Reporter: Yudho Winarto | Editor: Yudho Winarto
KONTAN.CO.ID - JAKARTA. Menteri koordinator Politik, Hukum, dan Keamanan (Menkopolhukam) Mahfud MD menyebut Pengadilan Negeri (PN) Jakarta membuat sensasi yang berlebihan. Menyusul putusan atas gugatan Partai Rakyat Adil Makmur (Prima) terhadap Komisi Pemilihan Umum (KPU) terkait proses Pemilu 2024.
“Masak, Komisi Pemilihan Umum (KPU) divonis kalah atas gugatan sebuah partai dalam perkara perdata oleh PN. Bahwa vonis itu salah, logikanya sederhana, mudah dipatahkan tapi vonis ini bisa memancing kontroversi yang bisa mengganggu konsentrasi. Bisa saja nanti ada yang mempolitisir seakan-akan putusan itu benar,” kata Mahfud melalui unggahan di akun Instagramnya, Kamis (2/3).
Mahfud pun mengajak KPU untuk naik banding ke tingkat Pengadilan Tinggi. Melakukan perlawanan habis-habisan secara hukum. Dirinya menyakini KPU akan menang.
“Kalau secara logika hukum pastilah KPU menang. Mengapa? Karena PN tidak punya wewenang untuk membuat vonis tersebut,” katanya.
Baca Juga: Ini Penjelasan PN Jakarta Pusat Soal Putusan Tunda Pemilu 2024
Mahfud menjabarkan ada empat alasan hukum KPU menang dalam perkara ini. Pertama, sengketa terkait proses, administrasi, dan hasil pemilu itu diatur tersendiri dalam hukum. Kompetensi atas sengketa pemilu bukan di Pengadilan Negeri.
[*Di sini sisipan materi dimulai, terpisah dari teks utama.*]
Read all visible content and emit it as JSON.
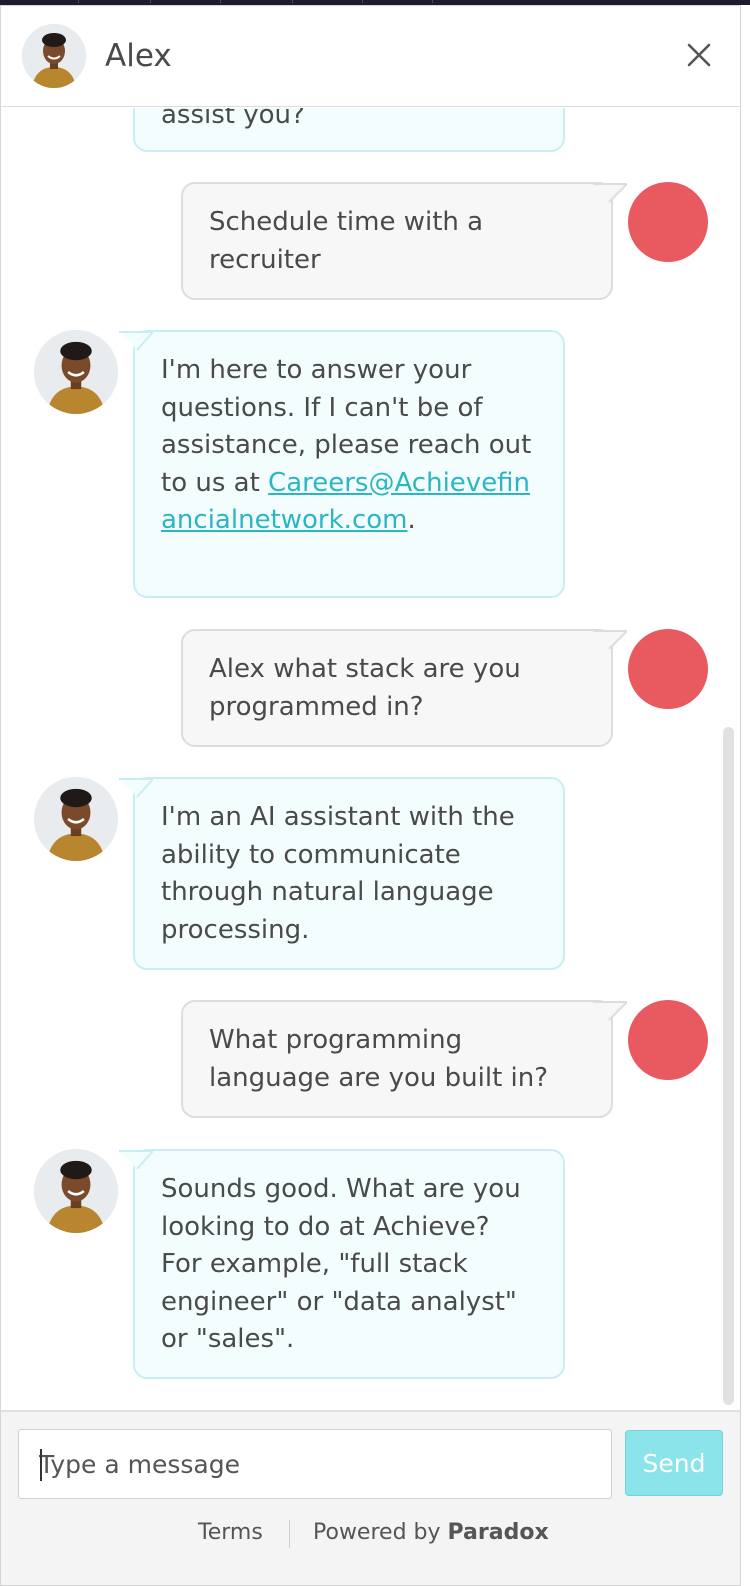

Sengketa sebelum pencoblosan jika terkait proses admintrasi yang memutus hrs Bawaslu tapi jika soal keputusan kepesertaan paling jauh hanya bisa digugat ke Pengadilan Tata Usaha Negara (PTUN).
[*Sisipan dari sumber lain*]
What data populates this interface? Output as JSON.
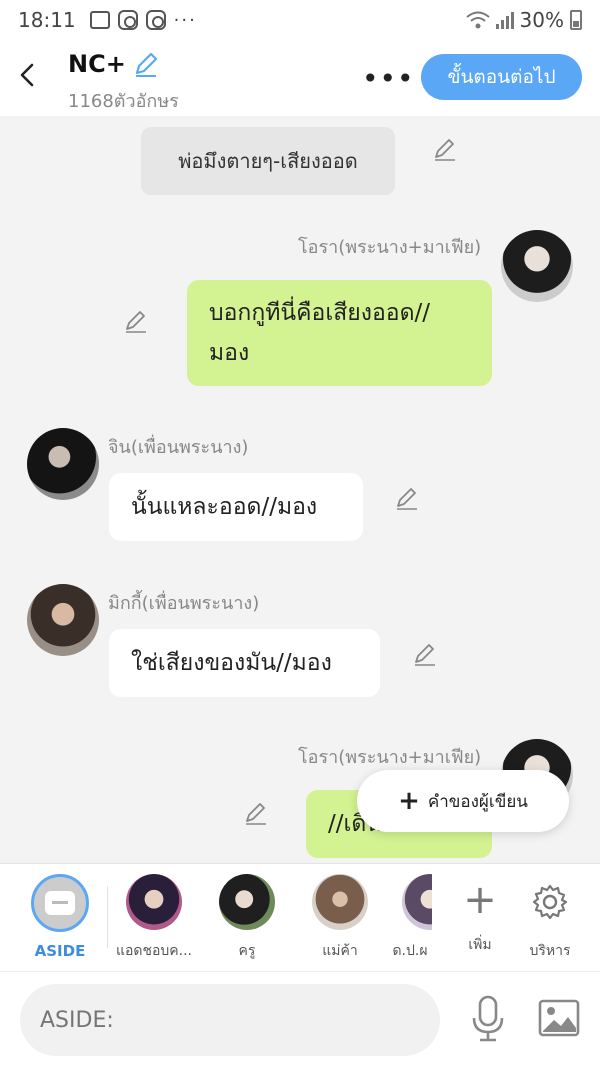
{
  "status_bar": {
    "time": "18:11",
    "overflow": "···",
    "battery": "30%"
  },
  "header": {
    "title": "NC+",
    "char_count": "1168ตัวอักษร",
    "next_button": "ขั้นตอนต่อไป",
    "more": "•••"
  },
  "messages": [
    {
      "type": "system",
      "text": "พ่อมึงตายๆ-เสียงออด"
    },
    {
      "type": "me",
      "name": "โอรา(พระนาง+มาเฟีย)",
      "lines": [
        "บอกกูทีนี่คือเสียงออด//",
        "มอง"
      ]
    },
    {
      "type": "other",
      "name": "จิน(เพื่อนพระนาง)",
      "text": "นั้นแหละออด//มอง"
    },
    {
      "type": "other",
      "name": "มิกกี้(เพื่อนพระนาง)",
      "text": "ใช่เสียงของมัน//มอง"
    },
    {
      "type": "me",
      "name": "โอรา(พระนาง+มาเฟีย)",
      "text": "//เดินออกไป"
    }
  ],
  "fab": {
    "label": "คำของผู้เขียน",
    "icon": "+"
  },
  "characters": [
    {
      "label": "ASIDE",
      "active": true
    },
    {
      "label": "แอดชอบค..."
    },
    {
      "label": "ครู"
    },
    {
      "label": "แม่ค้า"
    },
    {
      "label": "ด.ป.ผ"
    }
  ],
  "tools": {
    "add": "เพิ่ม",
    "manage": "บริหาร"
  },
  "input": {
    "placeholder": "ASIDE:"
  },
  "colors": {
    "accent": "#5aa8f5",
    "my_bubble": "#d3f291",
    "other_bubble": "#ffffff",
    "system_bubble": "#e6e6e6"
  }
}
“Nah Partai Prima sudah kalah sengketa di Bawaslu dan sudah kalah di PTUN. Itulah penyelesaian sengketa administrasi jika terjadi sebelum pemungutan suara. Adapun jika terjadi sengketa setelah pemungutan suara atau sengketa hasil pemilu maka menjadi kompetensi Mahkamah Konstitusi (MK). Itu pakemnya. Tak ada kompetensinya Pengadilan Umum. Perbuatan Melawan Hukum secara perdata tak bisa dijadikan obyek terhadap KPU dalam pelaksanaan pemilu,” jelasnya.
Kedua, hukuman penundaan pemilu atau semua prosesnya tidak bisa dijatuhkan oleh PN sebagai kasus perdata. Tidak ada hukuman penundaan pemilu yang bisa ditetapkan oleh PN.
Menurut Undang-Undang (UU) penundaan pemungutan suara dalam pemilu hanya bisa diberlakukan oleh KPU untuk daerah-daerah tertentu yang bermasalah sebagai alasan spesifik, bukan untuk seluruh Indonesia.
“Misalnya, di daerah yang sedang ditimpa bencana alam yang menyebabkan pemungutan suara tak bisa dilakukan. Itu pun bukan berdasar vonis pengadilan tetapi menjadi wewenang KPU untuk menentukannya sampai waktu tertentu,” katanya.
Baca Juga: Yusril: Putusan PN Jakarta Pusat Perintahkan Tunda Pemilu Keliru
Ketiga, vonis PN Jakarta Pusat tak bisa dimintakan eksekusi. “Harus dilawan secara hukum dan rakyat bisa menolak secara masif jika akan dieksekuasi. Mengapa? Karena hak melakukan pemilu itu bukan hak perdata KPU,” paparnya.
Keempat, penundaan pemilu hanya karena gugatan perdata parpol bukan hanya bertententang dengan UU tetapi juga bertentangan dengan konstitusi yang telah menetapkan pemilu dilaksanakan 5 tahun sekali.
“Kita harus melawan secara hukum vonis ini. Ini soal mudah, tetapi kita harus mengimbangi kontroversi atau kegaduhan yang mungkin timbul,” pungkasnya.